Se una persona sorda assiste alle tue performance può capire?
Dipende dalla persona sorda. Ma secondo me non tutto. Se sei una persona sorda oralista, con una buona educazione della lingua italiana sì. Ho avuto pubblico sordo e mi sono comportata come mi comporto durante ogni slam, e alcuni sordi mi hanno anche fatto anche i complimenti, non tanto per il segnato quanto per l’emozione che attraverso la poesia hanno percepito. A loro era piaciuta l’intensità della performance.
Bravissima. È proprio l’intensità delle tue performance che mi ha colpito. Questo tuo costruire una terza cosa che non è più italiano, non è più LIS, ma è arte.
La comprensione è difficile. Per tradurre bene un testo poetico in lingua dei segni bisogna avere dei riferimenti culturali. Bisogna avere anche il tempo di mostrarla la poesia nella sua complessità. Quindi, quei tre minuti di uno slam, tanto è il tempo a disposizione, non sono sufficienti per una comprensione. O comunque il lavoro che va fatto è ampio. Quindi, in realtà alcuni sordi possono capirlo però hanno bisogno del supporto del testo.

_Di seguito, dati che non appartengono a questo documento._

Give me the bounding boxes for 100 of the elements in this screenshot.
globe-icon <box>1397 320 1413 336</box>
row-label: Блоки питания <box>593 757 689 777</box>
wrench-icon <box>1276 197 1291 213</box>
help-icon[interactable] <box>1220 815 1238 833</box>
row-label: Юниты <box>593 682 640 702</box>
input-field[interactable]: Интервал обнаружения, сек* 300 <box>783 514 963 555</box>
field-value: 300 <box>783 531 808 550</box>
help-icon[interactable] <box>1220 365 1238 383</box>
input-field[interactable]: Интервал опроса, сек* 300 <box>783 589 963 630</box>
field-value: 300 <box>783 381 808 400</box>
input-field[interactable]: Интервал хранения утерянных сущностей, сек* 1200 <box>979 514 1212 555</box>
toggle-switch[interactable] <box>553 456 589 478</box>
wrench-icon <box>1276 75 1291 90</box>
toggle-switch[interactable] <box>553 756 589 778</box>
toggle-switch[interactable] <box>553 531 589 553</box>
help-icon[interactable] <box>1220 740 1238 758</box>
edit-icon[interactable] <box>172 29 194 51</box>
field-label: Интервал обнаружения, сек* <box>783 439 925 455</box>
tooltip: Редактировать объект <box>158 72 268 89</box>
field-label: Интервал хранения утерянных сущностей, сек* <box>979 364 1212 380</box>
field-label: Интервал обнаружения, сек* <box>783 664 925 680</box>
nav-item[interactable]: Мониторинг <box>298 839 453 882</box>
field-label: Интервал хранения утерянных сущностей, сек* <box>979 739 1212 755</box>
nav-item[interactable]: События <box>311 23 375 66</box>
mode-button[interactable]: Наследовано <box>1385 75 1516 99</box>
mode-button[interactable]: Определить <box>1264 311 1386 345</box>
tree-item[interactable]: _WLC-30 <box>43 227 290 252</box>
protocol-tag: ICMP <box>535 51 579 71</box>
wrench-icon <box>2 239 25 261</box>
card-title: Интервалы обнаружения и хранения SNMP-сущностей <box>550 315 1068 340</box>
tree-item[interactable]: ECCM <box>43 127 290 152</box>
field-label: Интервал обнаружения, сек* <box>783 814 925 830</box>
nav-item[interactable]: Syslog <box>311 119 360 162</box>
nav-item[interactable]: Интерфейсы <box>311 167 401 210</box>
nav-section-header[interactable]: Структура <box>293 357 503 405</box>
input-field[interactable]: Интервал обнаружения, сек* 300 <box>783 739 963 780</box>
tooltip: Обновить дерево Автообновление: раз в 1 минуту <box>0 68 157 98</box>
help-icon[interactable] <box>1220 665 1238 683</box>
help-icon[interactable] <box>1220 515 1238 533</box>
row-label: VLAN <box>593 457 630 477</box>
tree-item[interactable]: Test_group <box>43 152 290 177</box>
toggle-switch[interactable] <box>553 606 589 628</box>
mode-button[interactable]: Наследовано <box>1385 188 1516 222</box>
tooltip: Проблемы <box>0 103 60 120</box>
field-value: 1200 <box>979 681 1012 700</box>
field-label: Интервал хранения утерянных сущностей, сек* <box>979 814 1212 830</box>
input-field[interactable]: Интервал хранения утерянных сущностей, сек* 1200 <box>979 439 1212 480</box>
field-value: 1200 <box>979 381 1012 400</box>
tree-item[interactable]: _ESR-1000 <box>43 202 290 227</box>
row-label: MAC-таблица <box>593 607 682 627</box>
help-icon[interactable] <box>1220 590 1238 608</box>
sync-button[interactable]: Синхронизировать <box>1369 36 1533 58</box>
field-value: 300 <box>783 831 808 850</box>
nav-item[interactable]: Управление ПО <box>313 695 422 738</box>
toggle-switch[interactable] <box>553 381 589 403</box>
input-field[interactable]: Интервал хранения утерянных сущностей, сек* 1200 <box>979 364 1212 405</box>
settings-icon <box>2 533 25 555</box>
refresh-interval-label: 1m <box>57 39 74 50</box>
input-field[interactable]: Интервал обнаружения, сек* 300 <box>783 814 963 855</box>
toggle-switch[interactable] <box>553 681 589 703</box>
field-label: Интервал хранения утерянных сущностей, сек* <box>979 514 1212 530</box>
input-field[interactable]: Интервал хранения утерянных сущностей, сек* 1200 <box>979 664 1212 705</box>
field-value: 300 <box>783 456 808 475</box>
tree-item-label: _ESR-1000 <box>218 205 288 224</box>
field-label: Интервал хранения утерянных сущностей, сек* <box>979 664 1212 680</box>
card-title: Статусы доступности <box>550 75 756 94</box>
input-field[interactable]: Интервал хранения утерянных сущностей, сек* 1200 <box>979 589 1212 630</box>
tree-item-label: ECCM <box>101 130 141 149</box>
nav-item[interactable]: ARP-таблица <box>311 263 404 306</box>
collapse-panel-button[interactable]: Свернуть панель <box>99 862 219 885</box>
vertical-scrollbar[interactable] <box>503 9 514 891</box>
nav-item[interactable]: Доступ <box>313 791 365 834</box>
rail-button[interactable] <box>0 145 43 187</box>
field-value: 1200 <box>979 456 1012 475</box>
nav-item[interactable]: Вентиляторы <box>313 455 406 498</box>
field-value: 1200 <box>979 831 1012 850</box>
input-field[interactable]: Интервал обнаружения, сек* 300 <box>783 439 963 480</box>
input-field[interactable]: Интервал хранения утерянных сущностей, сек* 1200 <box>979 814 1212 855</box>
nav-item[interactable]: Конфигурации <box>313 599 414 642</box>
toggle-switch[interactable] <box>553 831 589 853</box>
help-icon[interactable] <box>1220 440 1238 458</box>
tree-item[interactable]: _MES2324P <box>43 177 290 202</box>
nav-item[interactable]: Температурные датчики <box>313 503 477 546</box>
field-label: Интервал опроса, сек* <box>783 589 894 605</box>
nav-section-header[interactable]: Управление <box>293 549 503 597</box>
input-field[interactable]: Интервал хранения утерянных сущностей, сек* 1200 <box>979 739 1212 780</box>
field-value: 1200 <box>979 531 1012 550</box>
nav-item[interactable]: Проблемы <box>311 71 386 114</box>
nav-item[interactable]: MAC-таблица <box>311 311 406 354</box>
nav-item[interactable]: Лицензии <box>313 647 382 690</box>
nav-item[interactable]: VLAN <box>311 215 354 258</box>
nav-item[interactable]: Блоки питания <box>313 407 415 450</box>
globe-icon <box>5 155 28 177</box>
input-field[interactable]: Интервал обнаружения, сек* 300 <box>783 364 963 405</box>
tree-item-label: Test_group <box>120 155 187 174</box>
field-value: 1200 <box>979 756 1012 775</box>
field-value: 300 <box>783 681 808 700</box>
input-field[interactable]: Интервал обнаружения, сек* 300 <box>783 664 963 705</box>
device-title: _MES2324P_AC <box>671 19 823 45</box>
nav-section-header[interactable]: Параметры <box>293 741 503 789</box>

Altri sordi probabilmente no, dipende dalla loro educazione. Il mio obiettivo futuro è avvicinare i sordi agli slam, o comunque a quello che faccio per non tenerlo solo per me. Cerco altre persone che vogliano fare questo percorso insieme a me, che vogliano elaborare la loro arte poetica in lingua dei segni.
Mi piacerebbe avere più pubblico sordo, ma soprattutto avere autori sordi insieme a me.